Destituição. Embaixador Sondland presumiu ordens de Trump

por Graça Andrade Ramos - RTP
O embaixador dos EUA para a União Europeia, Gordon Soundland, durante o seu testemunho em audiência pública, no processo de destituição do Presidente Donald Trump Reuters

A comissão de inquérito do Congresso a uma alegada chantagem do Presidente Donald Trump, sobre o Presidente da Ucrânia, Volodymyr Zelenskyi, entrou no quarto dia de audiências abertas com alguma ânsia de ouvir o testemunho do embaixador dos EUA para a União Europeia. À porta fechada no início do mês, e depois em entrevistas, Gordon Sondland tinha dado versões contraditórias sobre o que sabia do dossier ucraniano.

As expetativas foram satisfeitas logo na declaração de abertura de Sondland, esta quarta-feira.

A audiência ficou sem fôlego, quando este, um dos grandes financiadores da campanha de Trump, confirmou que o Presidente ordenou ele próprio a pressão sobre o recém-nomeado Zelenskyi, para investigar as ações de Hunter Biden, filho do democrata e rival presidencial de Trump, Joe Biden, quando era vice-presidente da empresa de gás ucraniana Burisma.

Mais grave, Sondland implicou na estratégia o vice-presidente Mike Pence e o secretário de Estado, Mike Pompeo. E referiu que, apesar de não querer, "trabalhou nas questões ucranianas com [o principal advogado de Trump] Rudy Giuliani", por "ordem" do Presidente, ao lado do secretário para a Energia, Rick Perry, e do enviado especial dos EUA à Ucrânia, o embaixador Kurt Volker.

"Todos sabiam", afirmou, "não era nenhum segredo".

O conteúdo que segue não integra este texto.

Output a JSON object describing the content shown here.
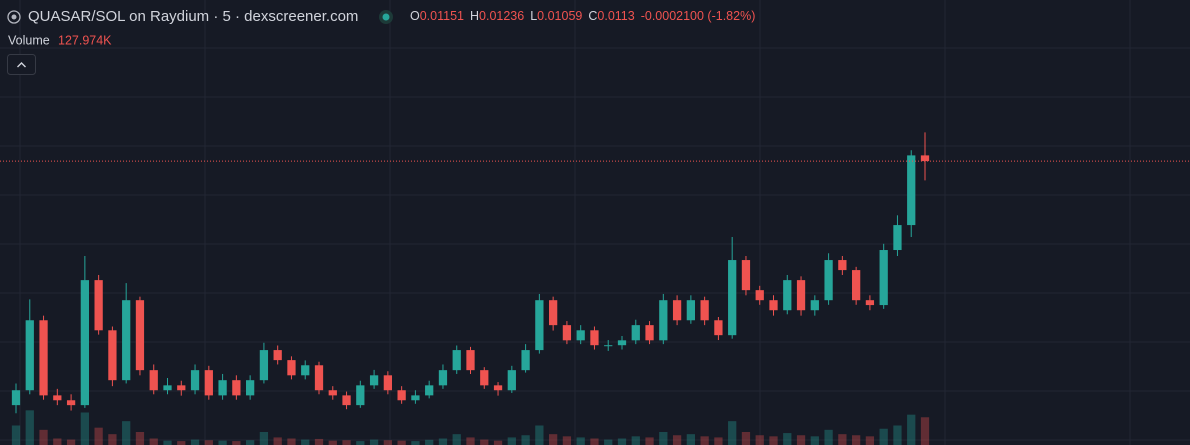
{
  "chart_data": {
    "type": "candlestick",
    "title": "QUASAR/SOL on Raydium · 5 · dexscreener.com",
    "ohlc_letters": [
      "O",
      "H",
      "L",
      "C"
    ],
    "change_label": "-0.0002100 (-1.82%)",
    "volume_title": "Volume",
    "last_volume_label": "127.974K",
    "up_color": "#26a69a",
    "down_color": "#ef5350",
    "ylim": [
      0.00083,
      0.01724
    ],
    "vlim": [
      0,
      600000
    ],
    "open": [
      0.0023,
      0.00285,
      0.00543,
      0.00266,
      0.00248,
      0.0023,
      0.00691,
      0.00506,
      0.00322,
      0.00617,
      0.00359,
      0.00285,
      0.00303,
      0.00285,
      0.00359,
      0.00266,
      0.00322,
      0.00266,
      0.00322,
      0.00433,
      0.00396,
      0.0034,
      0.00377,
      0.00285,
      0.00266,
      0.0023,
      0.00303,
      0.0034,
      0.00285,
      0.00248,
      0.00266,
      0.00303,
      0.00359,
      0.00433,
      0.00359,
      0.00303,
      0.00285,
      0.00359,
      0.00433,
      0.00617,
      0.00525,
      0.00469,
      0.00506,
      0.00451,
      0.00451,
      0.00469,
      0.00525,
      0.00469,
      0.00617,
      0.00543,
      0.00617,
      0.00543,
      0.00488,
      0.00765,
      0.00654,
      0.00617,
      0.0058,
      0.00691,
      0.0058,
      0.00617,
      0.00765,
      0.00728,
      0.00617,
      0.00599,
      0.00802,
      0.00894,
      0.01151
    ],
    "high": [
      0.0031,
      0.0062,
      0.0056,
      0.0029,
      0.0027,
      0.0078,
      0.0071,
      0.0052,
      0.0068,
      0.0063,
      0.0038,
      0.0033,
      0.0032,
      0.0038,
      0.00375,
      0.00345,
      0.0034,
      0.0034,
      0.0046,
      0.0045,
      0.0041,
      0.00395,
      0.0039,
      0.003,
      0.0028,
      0.0032,
      0.0036,
      0.00355,
      0.003,
      0.00285,
      0.0032,
      0.0038,
      0.0045,
      0.00445,
      0.0037,
      0.00315,
      0.00375,
      0.00455,
      0.0064,
      0.0063,
      0.0054,
      0.00525,
      0.0052,
      0.0047,
      0.00485,
      0.00545,
      0.0054,
      0.0064,
      0.00635,
      0.00635,
      0.0063,
      0.00555,
      0.0085,
      0.0078,
      0.0067,
      0.00635,
      0.0071,
      0.00705,
      0.00635,
      0.0079,
      0.0078,
      0.0074,
      0.00635,
      0.00825,
      0.0093,
      0.0117,
      0.01236
    ],
    "low": [
      0.002,
      0.0027,
      0.0025,
      0.0023,
      0.0021,
      0.0022,
      0.0049,
      0.003,
      0.0031,
      0.0034,
      0.0027,
      0.0027,
      0.00265,
      0.0027,
      0.0025,
      0.0025,
      0.0025,
      0.0025,
      0.0031,
      0.0038,
      0.00325,
      0.00325,
      0.0027,
      0.0025,
      0.00215,
      0.0022,
      0.0029,
      0.0027,
      0.00235,
      0.00235,
      0.00255,
      0.0029,
      0.00345,
      0.00345,
      0.0029,
      0.00265,
      0.00275,
      0.0035,
      0.0042,
      0.00505,
      0.00455,
      0.00455,
      0.00435,
      0.0043,
      0.00435,
      0.00455,
      0.00455,
      0.00455,
      0.00525,
      0.0053,
      0.00525,
      0.0047,
      0.00475,
      0.00635,
      0.006,
      0.0056,
      0.00565,
      0.0056,
      0.0056,
      0.006,
      0.0071,
      0.006,
      0.0058,
      0.00585,
      0.0078,
      0.0085,
      0.01059
    ],
    "close": [
      0.00285,
      0.00543,
      0.00266,
      0.00248,
      0.0023,
      0.00691,
      0.00506,
      0.00322,
      0.00617,
      0.00359,
      0.00285,
      0.00303,
      0.00285,
      0.00359,
      0.00266,
      0.00322,
      0.00266,
      0.00322,
      0.00433,
      0.00396,
      0.0034,
      0.00377,
      0.00285,
      0.00266,
      0.0023,
      0.00303,
      0.0034,
      0.00285,
      0.00248,
      0.00266,
      0.00303,
      0.00359,
      0.00433,
      0.00359,
      0.00303,
      0.00285,
      0.00359,
      0.00433,
      0.00617,
      0.00525,
      0.00469,
      0.00506,
      0.00451,
      0.00451,
      0.00469,
      0.00525,
      0.00469,
      0.00617,
      0.00543,
      0.00617,
      0.00543,
      0.00488,
      0.00765,
      0.00654,
      0.00617,
      0.0058,
      0.00691,
      0.0058,
      0.00617,
      0.00765,
      0.00728,
      0.00617,
      0.00599,
      0.00802,
      0.00894,
      0.01151,
      0.0113
    ],
    "volume": [
      90000,
      160000,
      70000,
      30000,
      25000,
      150000,
      80000,
      50000,
      110000,
      60000,
      30000,
      20000,
      18000,
      25000,
      22000,
      20000,
      18000,
      22000,
      60000,
      35000,
      30000,
      25000,
      28000,
      20000,
      22000,
      18000,
      25000,
      22000,
      20000,
      18000,
      24000,
      30000,
      50000,
      35000,
      25000,
      20000,
      35000,
      45000,
      90000,
      50000,
      40000,
      35000,
      30000,
      25000,
      30000,
      40000,
      35000,
      60000,
      45000,
      50000,
      40000,
      35000,
      110000,
      60000,
      45000,
      40000,
      55000,
      45000,
      40000,
      70000,
      50000,
      45000,
      40000,
      75000,
      90000,
      140000,
      127974
    ]
  }
}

O embaixador confirmou ainda a existência de uma relação de troca de favores, quanto ao pedido de Zelenskyi para uma audiência com Trump na Casa Branca, condicionada à referida investigação aos Biden.

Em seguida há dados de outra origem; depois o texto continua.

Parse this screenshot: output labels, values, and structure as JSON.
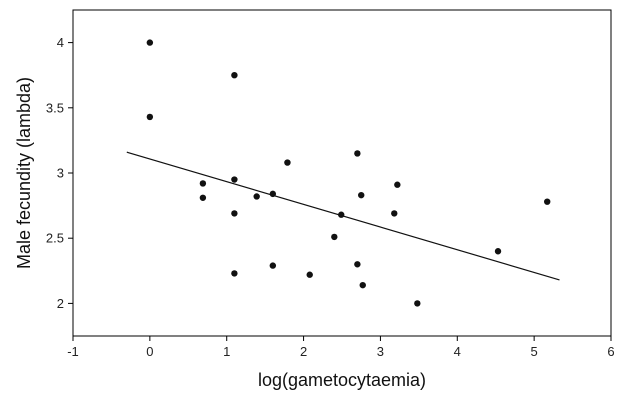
{
  "chart_data": {
    "type": "scatter",
    "title": "",
    "xlabel": "log(gametocytaemia)",
    "ylabel": "Male fecundity (lambda)",
    "xlim": [
      -1,
      6
    ],
    "ylim": [
      1.75,
      4.25
    ],
    "xticks": [
      -1,
      0,
      1,
      2,
      3,
      4,
      5,
      6
    ],
    "yticks": [
      2,
      2.5,
      3,
      3.5,
      4
    ],
    "grid": false,
    "points": [
      {
        "x": 0.0,
        "y": 4.0
      },
      {
        "x": 0.0,
        "y": 3.43
      },
      {
        "x": 0.69,
        "y": 2.92
      },
      {
        "x": 0.69,
        "y": 2.81
      },
      {
        "x": 1.1,
        "y": 3.75
      },
      {
        "x": 1.1,
        "y": 2.95
      },
      {
        "x": 1.1,
        "y": 2.69
      },
      {
        "x": 1.1,
        "y": 2.23
      },
      {
        "x": 1.39,
        "y": 2.82
      },
      {
        "x": 1.6,
        "y": 2.84
      },
      {
        "x": 1.6,
        "y": 2.29
      },
      {
        "x": 1.79,
        "y": 3.08
      },
      {
        "x": 2.08,
        "y": 2.22
      },
      {
        "x": 2.4,
        "y": 2.51
      },
      {
        "x": 2.49,
        "y": 2.68
      },
      {
        "x": 2.7,
        "y": 3.15
      },
      {
        "x": 2.7,
        "y": 2.3
      },
      {
        "x": 2.75,
        "y": 2.83
      },
      {
        "x": 2.77,
        "y": 2.14
      },
      {
        "x": 3.18,
        "y": 2.69
      },
      {
        "x": 3.22,
        "y": 2.91
      },
      {
        "x": 3.48,
        "y": 2.0
      },
      {
        "x": 4.53,
        "y": 2.4
      },
      {
        "x": 5.17,
        "y": 2.78
      }
    ],
    "trendline": {
      "x": [
        -0.3,
        5.33
      ],
      "y": [
        3.16,
        2.18
      ]
    }
  }
}
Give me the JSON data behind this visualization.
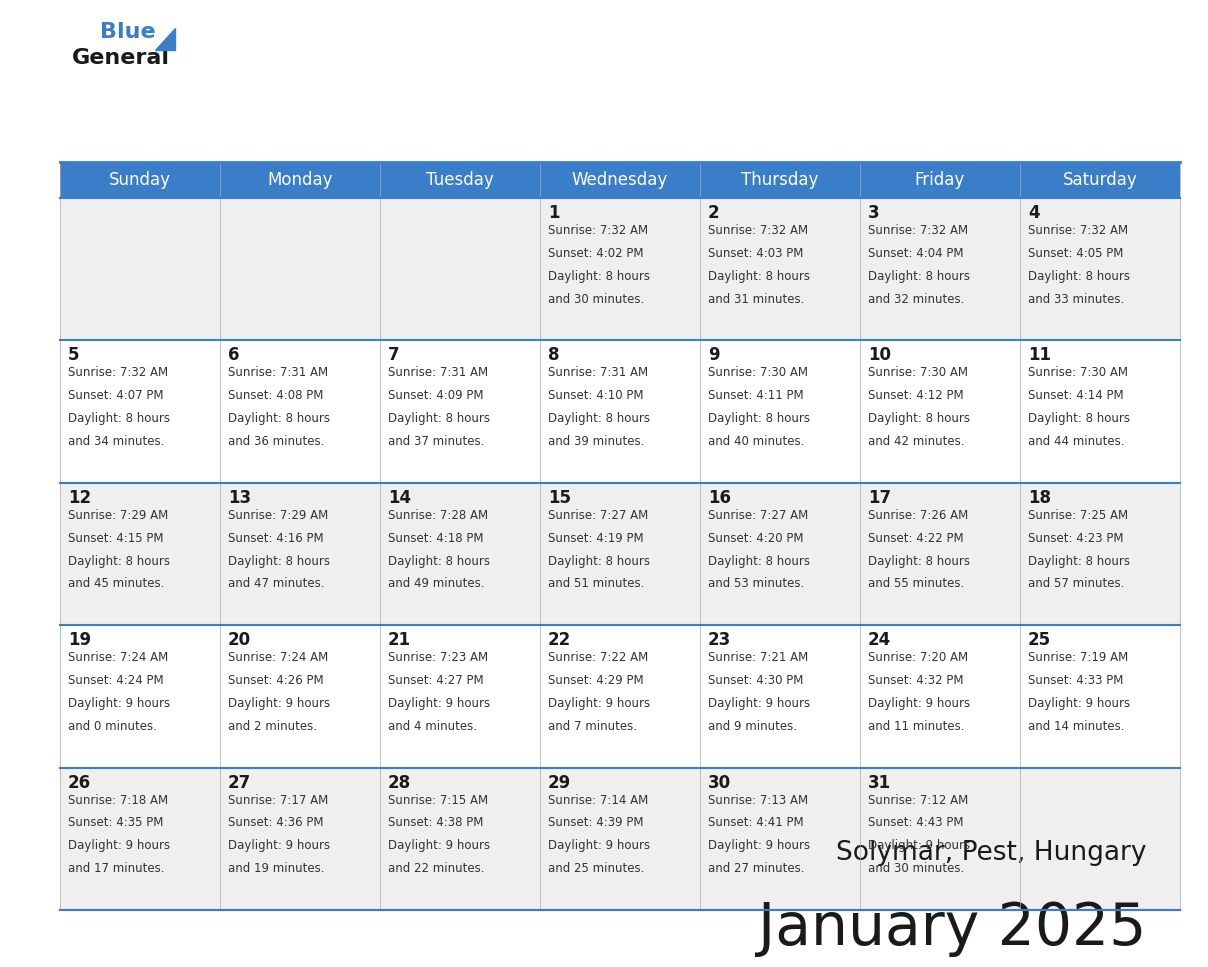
{
  "title": "January 2025",
  "subtitle": "Solymar, Pest, Hungary",
  "header_color": "#3A7DC9",
  "header_text_color": "#FFFFFF",
  "row_bg_colors": [
    "#EFEFEF",
    "#FFFFFF",
    "#EFEFEF",
    "#FFFFFF",
    "#EFEFEF"
  ],
  "day_names": [
    "Sunday",
    "Monday",
    "Tuesday",
    "Wednesday",
    "Thursday",
    "Friday",
    "Saturday"
  ],
  "title_color": "#1a1a1a",
  "subtitle_color": "#1a1a1a",
  "day_number_color": "#1a1a1a",
  "cell_text_color": "#333333",
  "logo_general_color": "#1a1a1a",
  "logo_blue_color": "#3A7DC9",
  "grid_line_color": "#3A7DC9",
  "calendar_data": [
    [
      {
        "day": "",
        "sunrise": "",
        "sunset": "",
        "daylight_h": "",
        "daylight_m": ""
      },
      {
        "day": "",
        "sunrise": "",
        "sunset": "",
        "daylight_h": "",
        "daylight_m": ""
      },
      {
        "day": "",
        "sunrise": "",
        "sunset": "",
        "daylight_h": "",
        "daylight_m": ""
      },
      {
        "day": "1",
        "sunrise": "7:32 AM",
        "sunset": "4:02 PM",
        "daylight_h": "8 hours",
        "daylight_m": "and 30 minutes."
      },
      {
        "day": "2",
        "sunrise": "7:32 AM",
        "sunset": "4:03 PM",
        "daylight_h": "8 hours",
        "daylight_m": "and 31 minutes."
      },
      {
        "day": "3",
        "sunrise": "7:32 AM",
        "sunset": "4:04 PM",
        "daylight_h": "8 hours",
        "daylight_m": "and 32 minutes."
      },
      {
        "day": "4",
        "sunrise": "7:32 AM",
        "sunset": "4:05 PM",
        "daylight_h": "8 hours",
        "daylight_m": "and 33 minutes."
      }
    ],
    [
      {
        "day": "5",
        "sunrise": "7:32 AM",
        "sunset": "4:07 PM",
        "daylight_h": "8 hours",
        "daylight_m": "and 34 minutes."
      },
      {
        "day": "6",
        "sunrise": "7:31 AM",
        "sunset": "4:08 PM",
        "daylight_h": "8 hours",
        "daylight_m": "and 36 minutes."
      },
      {
        "day": "7",
        "sunrise": "7:31 AM",
        "sunset": "4:09 PM",
        "daylight_h": "8 hours",
        "daylight_m": "and 37 minutes."
      },
      {
        "day": "8",
        "sunrise": "7:31 AM",
        "sunset": "4:10 PM",
        "daylight_h": "8 hours",
        "daylight_m": "and 39 minutes."
      },
      {
        "day": "9",
        "sunrise": "7:30 AM",
        "sunset": "4:11 PM",
        "daylight_h": "8 hours",
        "daylight_m": "and 40 minutes."
      },
      {
        "day": "10",
        "sunrise": "7:30 AM",
        "sunset": "4:12 PM",
        "daylight_h": "8 hours",
        "daylight_m": "and 42 minutes."
      },
      {
        "day": "11",
        "sunrise": "7:30 AM",
        "sunset": "4:14 PM",
        "daylight_h": "8 hours",
        "daylight_m": "and 44 minutes."
      }
    ],
    [
      {
        "day": "12",
        "sunrise": "7:29 AM",
        "sunset": "4:15 PM",
        "daylight_h": "8 hours",
        "daylight_m": "and 45 minutes."
      },
      {
        "day": "13",
        "sunrise": "7:29 AM",
        "sunset": "4:16 PM",
        "daylight_h": "8 hours",
        "daylight_m": "and 47 minutes."
      },
      {
        "day": "14",
        "sunrise": "7:28 AM",
        "sunset": "4:18 PM",
        "daylight_h": "8 hours",
        "daylight_m": "and 49 minutes."
      },
      {
        "day": "15",
        "sunrise": "7:27 AM",
        "sunset": "4:19 PM",
        "daylight_h": "8 hours",
        "daylight_m": "and 51 minutes."
      },
      {
        "day": "16",
        "sunrise": "7:27 AM",
        "sunset": "4:20 PM",
        "daylight_h": "8 hours",
        "daylight_m": "and 53 minutes."
      },
      {
        "day": "17",
        "sunrise": "7:26 AM",
        "sunset": "4:22 PM",
        "daylight_h": "8 hours",
        "daylight_m": "and 55 minutes."
      },
      {
        "day": "18",
        "sunrise": "7:25 AM",
        "sunset": "4:23 PM",
        "daylight_h": "8 hours",
        "daylight_m": "and 57 minutes."
      }
    ],
    [
      {
        "day": "19",
        "sunrise": "7:24 AM",
        "sunset": "4:24 PM",
        "daylight_h": "9 hours",
        "daylight_m": "and 0 minutes."
      },
      {
        "day": "20",
        "sunrise": "7:24 AM",
        "sunset": "4:26 PM",
        "daylight_h": "9 hours",
        "daylight_m": "and 2 minutes."
      },
      {
        "day": "21",
        "sunrise": "7:23 AM",
        "sunset": "4:27 PM",
        "daylight_h": "9 hours",
        "daylight_m": "and 4 minutes."
      },
      {
        "day": "22",
        "sunrise": "7:22 AM",
        "sunset": "4:29 PM",
        "daylight_h": "9 hours",
        "daylight_m": "and 7 minutes."
      },
      {
        "day": "23",
        "sunrise": "7:21 AM",
        "sunset": "4:30 PM",
        "daylight_h": "9 hours",
        "daylight_m": "and 9 minutes."
      },
      {
        "day": "24",
        "sunrise": "7:20 AM",
        "sunset": "4:32 PM",
        "daylight_h": "9 hours",
        "daylight_m": "and 11 minutes."
      },
      {
        "day": "25",
        "sunrise": "7:19 AM",
        "sunset": "4:33 PM",
        "daylight_h": "9 hours",
        "daylight_m": "and 14 minutes."
      }
    ],
    [
      {
        "day": "26",
        "sunrise": "7:18 AM",
        "sunset": "4:35 PM",
        "daylight_h": "9 hours",
        "daylight_m": "and 17 minutes."
      },
      {
        "day": "27",
        "sunrise": "7:17 AM",
        "sunset": "4:36 PM",
        "daylight_h": "9 hours",
        "daylight_m": "and 19 minutes."
      },
      {
        "day": "28",
        "sunrise": "7:15 AM",
        "sunset": "4:38 PM",
        "daylight_h": "9 hours",
        "daylight_m": "and 22 minutes."
      },
      {
        "day": "29",
        "sunrise": "7:14 AM",
        "sunset": "4:39 PM",
        "daylight_h": "9 hours",
        "daylight_m": "and 25 minutes."
      },
      {
        "day": "30",
        "sunrise": "7:13 AM",
        "sunset": "4:41 PM",
        "daylight_h": "9 hours",
        "daylight_m": "and 27 minutes."
      },
      {
        "day": "31",
        "sunrise": "7:12 AM",
        "sunset": "4:43 PM",
        "daylight_h": "9 hours",
        "daylight_m": "and 30 minutes."
      },
      {
        "day": "",
        "sunrise": "",
        "sunset": "",
        "daylight_h": "",
        "daylight_m": ""
      }
    ]
  ]
}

"Houve um quid pro quo? Como testemunhei antes, quanto ao telefonema da Casa Branca e à reunião na Casa Branca, a resposta é sim", disse Sondland.


Giuliani, o testa de ferro
As alegações, consideradas a princípio um verdadeiro tiro de canhão na estratégia de defesa da Casa Branca, acabaram por ser desmentidas pela maioria dos implicados ainda a audiência decorria, referindo todos que mal conheciam Sondland, ou que os seus contactos com o embaixador foram muito ténues.

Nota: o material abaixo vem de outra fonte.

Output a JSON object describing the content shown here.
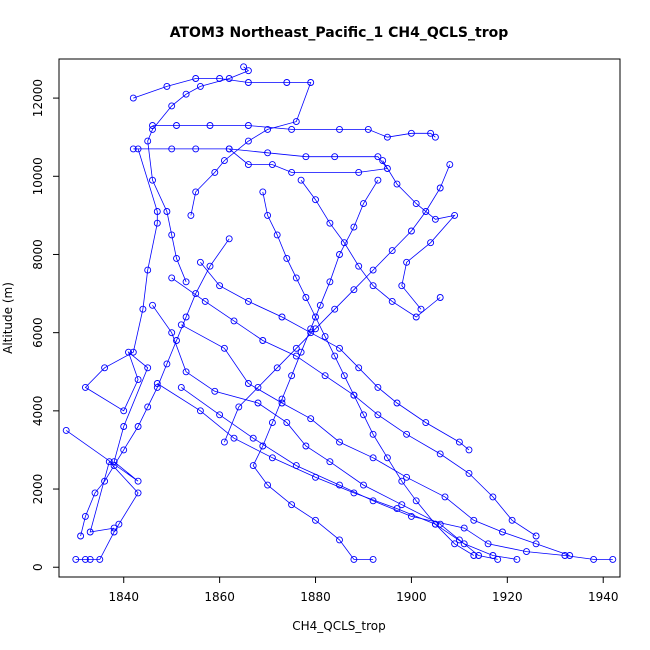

O próprio Sondland, quando questionado mais a fundo pelos membros republicanos da Comissão de Inquérito, acabou por reconhecer que nunca recebeu qualquer ordem direta de Donald Trump para pressionar Zelenskyi, nem tem provas quanto às alegadas intenções do Presidente.

"Quando o Presidente diz falem como o meu advogado pessoal e então o sr Giuliani, enquanto seu advogado pessoal, faz certos pedidos, assumimos que vêm do Presidente", defendeu-se. As instruções de Giuliani "refletiam os desejos e exigências do Presidente Trump", garantiu.

Giuliani, esclareceu Sondland, pressionou a Ucrânia para investigar a empresa de gás Burisma. Já ele próprio, afirmou, só veio a perceber depois que essa investigação se destinava a descobrir podres sobre Hunter e Joe Biden.
"Estava a presumir"
Donald Trump, de 73 anos, está sob investigação do Congresso num inquérito para a sua destituição, acusado de abuso de poder no exercício do cargo.

Trump diz que esta investigação é mais uma "caça às bruxas". O testemunho do embaixador Sondland, aguardado com expetativa, sobretudo pelos democratas, acabou por se revelar um pau de dois bicos.

Quando apertado pelo representante do Ohio, Mike Turner, sobre um título de um artigo da CNN sobre o seu testemunho, o embaixador reconheceu não ter provas que impliquem Trump.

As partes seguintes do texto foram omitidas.